Histórico da Eucaliptocultura

 
   
De acordo com Navarro de Andrade - (Pai da Eucaliptocultura), foi no Chile que os eucaliptos possivelmente primeiro chegaram à América do Sul, em 1823, por mudas lá deixadas por um veleiro inglês. Segundo registros de Navarro de Andrade de 1939, no Brasil os eucaliptos ingressaram pela primeira entre 1.855 e 1.868, não precisando ele se teria sido no Rio Grande do Sul ou no Rio de Janeiro.
   
As primeiras espécies aqui plantadas teriam sido E.globulus e/ou E.gigantea. No início, as árvores eram plantadas com fins decorativos, como quebra-ventos e pelo óleo essencial. Entretanto, em outros países, elas já se destacavam como produtoras de madeira, devido a seu rápido crescimento e rusticidade.
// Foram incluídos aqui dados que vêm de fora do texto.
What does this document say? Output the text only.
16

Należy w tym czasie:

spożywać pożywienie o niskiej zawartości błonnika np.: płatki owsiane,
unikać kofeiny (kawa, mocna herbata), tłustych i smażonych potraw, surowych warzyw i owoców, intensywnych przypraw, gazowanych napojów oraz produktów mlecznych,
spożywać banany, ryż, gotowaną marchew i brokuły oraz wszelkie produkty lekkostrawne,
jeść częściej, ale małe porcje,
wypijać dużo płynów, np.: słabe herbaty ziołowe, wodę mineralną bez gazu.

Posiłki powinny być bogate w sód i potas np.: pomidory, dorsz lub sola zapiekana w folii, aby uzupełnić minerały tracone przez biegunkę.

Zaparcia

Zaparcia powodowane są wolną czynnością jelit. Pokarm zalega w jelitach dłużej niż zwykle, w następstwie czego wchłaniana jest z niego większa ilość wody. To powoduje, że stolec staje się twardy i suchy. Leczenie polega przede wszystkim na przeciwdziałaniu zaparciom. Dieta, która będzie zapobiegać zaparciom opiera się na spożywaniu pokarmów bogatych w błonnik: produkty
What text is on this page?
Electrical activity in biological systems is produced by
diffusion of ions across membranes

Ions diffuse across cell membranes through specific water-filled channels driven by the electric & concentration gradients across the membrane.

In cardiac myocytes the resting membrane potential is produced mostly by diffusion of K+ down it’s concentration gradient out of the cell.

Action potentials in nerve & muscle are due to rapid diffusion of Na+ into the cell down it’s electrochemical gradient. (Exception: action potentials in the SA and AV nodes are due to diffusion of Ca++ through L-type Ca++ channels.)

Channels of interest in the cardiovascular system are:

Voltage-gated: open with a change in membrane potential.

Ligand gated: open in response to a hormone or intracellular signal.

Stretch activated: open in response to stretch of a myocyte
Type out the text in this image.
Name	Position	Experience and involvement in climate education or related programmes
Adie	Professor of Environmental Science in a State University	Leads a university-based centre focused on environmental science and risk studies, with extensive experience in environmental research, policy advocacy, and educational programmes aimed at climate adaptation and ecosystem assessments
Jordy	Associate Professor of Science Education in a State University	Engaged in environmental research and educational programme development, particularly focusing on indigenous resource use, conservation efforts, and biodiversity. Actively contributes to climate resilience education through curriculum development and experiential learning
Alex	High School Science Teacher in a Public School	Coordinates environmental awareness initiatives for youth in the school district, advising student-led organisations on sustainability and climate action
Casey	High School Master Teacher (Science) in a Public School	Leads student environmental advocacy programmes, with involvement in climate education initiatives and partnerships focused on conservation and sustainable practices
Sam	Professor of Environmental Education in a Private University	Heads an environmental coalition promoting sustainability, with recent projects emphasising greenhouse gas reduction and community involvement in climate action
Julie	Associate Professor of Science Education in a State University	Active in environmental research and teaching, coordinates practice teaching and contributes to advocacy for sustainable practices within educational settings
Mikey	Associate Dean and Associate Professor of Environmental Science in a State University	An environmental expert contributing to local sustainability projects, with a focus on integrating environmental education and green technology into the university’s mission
Isso levou Navarro de Andrade a considerá-las como potencial recurso madeireiro para a Cia Paulista de Estradas de Ferro, pela qual fora contratado para desenvolver tal pesquisa; que necessitava de lenha, dormentes, postes e moirões.
   
As plantações econômicas começaram no Horto Florestal de Jundiaí, em SP naquele horto, em 30.12.1904, iniciaram seus primeiros estudos comparando o crescimento de espécies nativas e exóticas, quando plantadas em florestas homogêneas. Naquele ensaio, os eucaliptos se destacaram tanto, que ele não teve dúvidas em recomendar a aquisição de um horto maior em Rio Claro, para intensificar a cultura dos eucaliptos. Em 1910, Navarro planta em Rio Claro, sua primeira grande coleção e em 1919 já possuía cerca de 123 espécies do gênero lá plantadas. Outras introduções de espécies ocorreram mais tarde.
   
A empresa ferroviária comprou mais hortos florestais e a meta era tornar o combustível acessível às locomotivas, onde fosse requerido ao longo das linhas ferroviárias. Por volta de 1930, já se notava que a paisagem agrícola se modificara, e os eucaliptos eram facilmente notados. Há estimativas de que em 1941, ano da morte de Edmundo, que tínhamos cerca de 24 milhões de árvores plantadas pela Cia. Paulista no estado de São Paulo.
   
Já em 1960, esse número era de 46,5 milhões sendo que as primeiras espécies bem sucedidas foram: E.saligna, E.botryoides, E.viminalis, E.tereticornis, E.robusta, E.alba, E.grandis, E.paniculata, Corymbia citriodora, Corymbia maculata, E.camaldulensis, E.pilularis, E.propinqua, E.microcoris, E.triantha, E.punctata, dentre outras. Já naquela época se falava em hibridação. Recomendava-se também o plantio do híbrido "paulistana", que era um híbrido natural de E.globulus e E.robusta.
   
Já de início se perceberam que espécies diferentes forneciam madeiras para fins distintos como: lenha, carvão vegetal, postes, dormentes, vigas, celulose, papel, óleos essenciais, etc. Também se identificavam suas sensibilidades e tolerâncias ao clima, solo, déficit hídrico, etc. Estavam definitivamente lançadas as bases de nossa silvicultura competitiva e vitoriosa.